When I took Sociology of Body and Health back in fall 2019, Professor Shostak assigned us a project to change one aspect of our bodily practices for a week and write an ethnography about the experience. So, not unlike many of my peers who chose to play around with colorful hair dye, fake piercings, or temporary tattoos, I experimented with new makeup. For seven days, I woke up early before class to appliqué coin-sized rhinestones around my eyes, dust glitter into my brows, and adorn my cheeks with multi-colored stickers. And for seven days, I walked around campus withstanding not-so-subtle stares and whispers from acquaintances and strangers alike. (Admittedly, the kind of makeup I was doing was more appropriate for a Walmart Euphoria than 10 a.m. Intro to Psych.)
Looking back, that week is (1) an extremely funny anecdote and (2) truthfully also the spark for a small identity crisis of mine. In college, ego death is no rare commodity, but somehow this experience stands out to me. After all, there’s something so vulnerablizing about change, even something so simple as changing physical appearance. It shattered a self-held comfort that I could slip through life unnoticed. It invited observation and commentary, both that of other people and my own. To change, even in this seemingly insignificant way, felt like bullhorning my existence to the world.
I have always hesitated at others’ judgment. It’s not that I can’t hold my own in the face of mean comments; rather, the idea that other people are misunderstanding me has always been oddly discomforting. In this sense, to be judged––to be misunderstood, really––feels like a deep jab at identity. And if not for fear of being misunderstood by others, then trying new things can be scary for fear of letting go of the self-imposed categories and concepts used to define myself. “I should be/do/act like ___ because I am ___.”

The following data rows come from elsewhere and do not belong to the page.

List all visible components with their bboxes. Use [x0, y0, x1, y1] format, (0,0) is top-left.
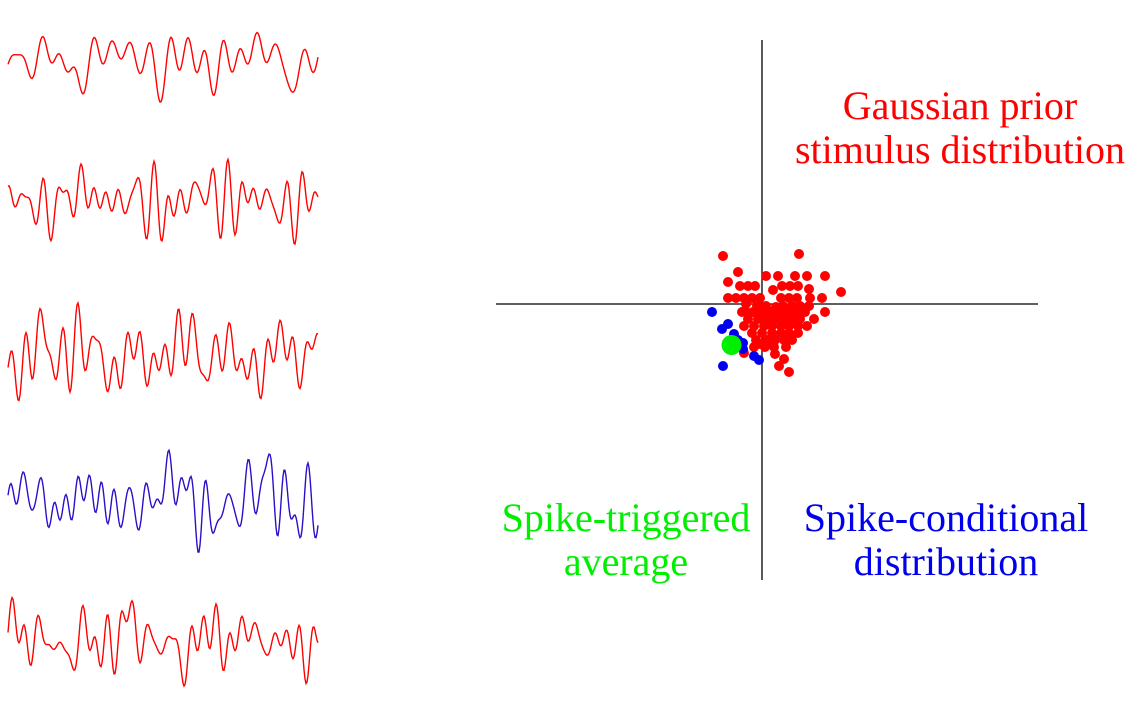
prior-point	[793, 281, 803, 291]
conditional-point	[723, 319, 733, 329]
sta-label-line-1: Spike-triggered	[501, 495, 751, 540]
prior-point	[774, 361, 784, 371]
prior-point	[800, 307, 810, 317]
prior-point	[733, 267, 743, 277]
prior-point	[743, 281, 753, 291]
prior-point	[761, 271, 771, 281]
prior-point	[773, 271, 783, 281]
prior-point	[750, 281, 760, 291]
prior-point	[793, 321, 803, 331]
prior-point	[836, 287, 846, 297]
prior-point	[794, 249, 804, 259]
prior-point	[777, 281, 787, 291]
prior-point	[731, 293, 741, 303]
prior-point	[809, 314, 819, 324]
prior-point	[802, 271, 812, 281]
prior-point	[784, 293, 794, 303]
cond-label-line-2: distribution	[853, 539, 1039, 584]
prior-point	[817, 293, 827, 303]
prior-point	[779, 354, 789, 364]
prior-point	[755, 339, 765, 349]
cond-label-line-1: Spike-conditional	[803, 495, 1089, 540]
prior-label-line-2: stimulus distribution	[794, 127, 1126, 172]
conditional-point	[718, 361, 728, 371]
stimulus-trace	[7, 301, 318, 402]
sta-label-line-2: average	[563, 539, 689, 584]
spike-trace	[7, 448, 319, 553]
spike-triggered-average-point	[721, 335, 742, 355]
gaussian-prior-label: Gaussian prior stimulus distribution	[774, 84, 1146, 172]
prior-point	[718, 251, 728, 261]
stimulus-space-plot	[496, 40, 1038, 580]
prior-point	[723, 277, 733, 287]
prior-point	[741, 299, 751, 309]
prior-point	[739, 321, 749, 331]
prior-point	[784, 367, 794, 377]
prior-point	[793, 328, 803, 338]
prior-point	[784, 321, 794, 331]
prior-label-line-1: Gaussian prior	[842, 83, 1078, 128]
prior-point	[723, 293, 733, 303]
prior-point	[768, 285, 778, 295]
prior-point	[781, 342, 791, 352]
prior-point	[785, 281, 795, 291]
prior-point	[820, 307, 830, 317]
prior-point	[820, 271, 830, 281]
prior-point	[802, 321, 812, 331]
conditional-point	[754, 355, 764, 365]
prior-point	[790, 271, 800, 281]
scatter-points	[707, 249, 846, 377]
prior-point	[776, 321, 786, 331]
prior-point	[805, 293, 815, 303]
stimulus-trace	[7, 31, 319, 103]
prior-point	[766, 337, 776, 347]
prior-point	[757, 328, 767, 338]
stimulus-trace	[7, 595, 319, 688]
spike-triggered-average-label: Spike-triggered average	[490, 496, 762, 584]
prior-point	[767, 321, 777, 331]
prior-point	[755, 293, 765, 303]
conditional-point	[707, 307, 717, 317]
prior-point	[743, 308, 753, 318]
spike-conditional-label: Spike-conditional distribution	[786, 496, 1106, 584]
prior-point	[792, 293, 802, 303]
prior-point	[787, 335, 797, 345]
prior-point	[735, 281, 745, 291]
stimulus-traces	[7, 31, 319, 688]
prior-point	[776, 293, 786, 303]
prior-point	[804, 284, 814, 294]
stimulus-trace	[7, 156, 319, 246]
prior-point	[770, 349, 780, 359]
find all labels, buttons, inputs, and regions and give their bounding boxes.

But others’ misunderstandings of me are illusory, at least in the sense that they actually have little to do with…me. The truth is, the more we put ourselves out there and allow ourselves to take up space, the more likely it is that others will form a perception of us that exists outside of our control. If you had told me this freshman year, it would’ve sounded like an end-of-days siren. But, as I have come to learn, the good thing is, if we are gracious with ourselves, if we allow ourselves an authenticity and honest expression that exists beyond the opinions of others, we can make peace with how others may (mis)understand us. At least when it has come to questions of self expression and identity, I have relinquished my fixation on others’ perceptions of me. To be misunderstood can be alienating, without a doubt. It doesn’t, however, have to be earth shattering.
And the other part of being gracious with myself has entailed doing things that I once believed “I could never do” and allowing myself to flirt with who I would like to become. What in life doesn’t change? Denying ourselves change will neither stop it from happening nor shield us from judgment when it does. When I began to relinquish my fixed sense of self, I actually gave myself space to grow.
So I’m happy to report that the latter half of my Brandeis experience has been marked by more change and more courage on my end: getting that septum piercing I’ve always wanted (not to backpedal on my own advice too much, but I will apologize to my parents for this one––sorry, mom and dad!), studying abroad in Nice after a whopping four-year hiatus in my French studies (actually, I’m also going to apologize for this one. Sorry, Macron) and, yes, as trivial as it may sound, doing my makeup how I want. On days when I feel like it, I’ll still dot some pearl stickers around my eyes, sweep glitter across my lid, or pencil some colorful liner into my lashline. That sophomore year project was not all for naught. So if you’re looking for encouragement to try something new or else make the most of your time at Brandeis, consider this it. Alternatively, you can always take Sociology of Body and Health with Professor Shostak.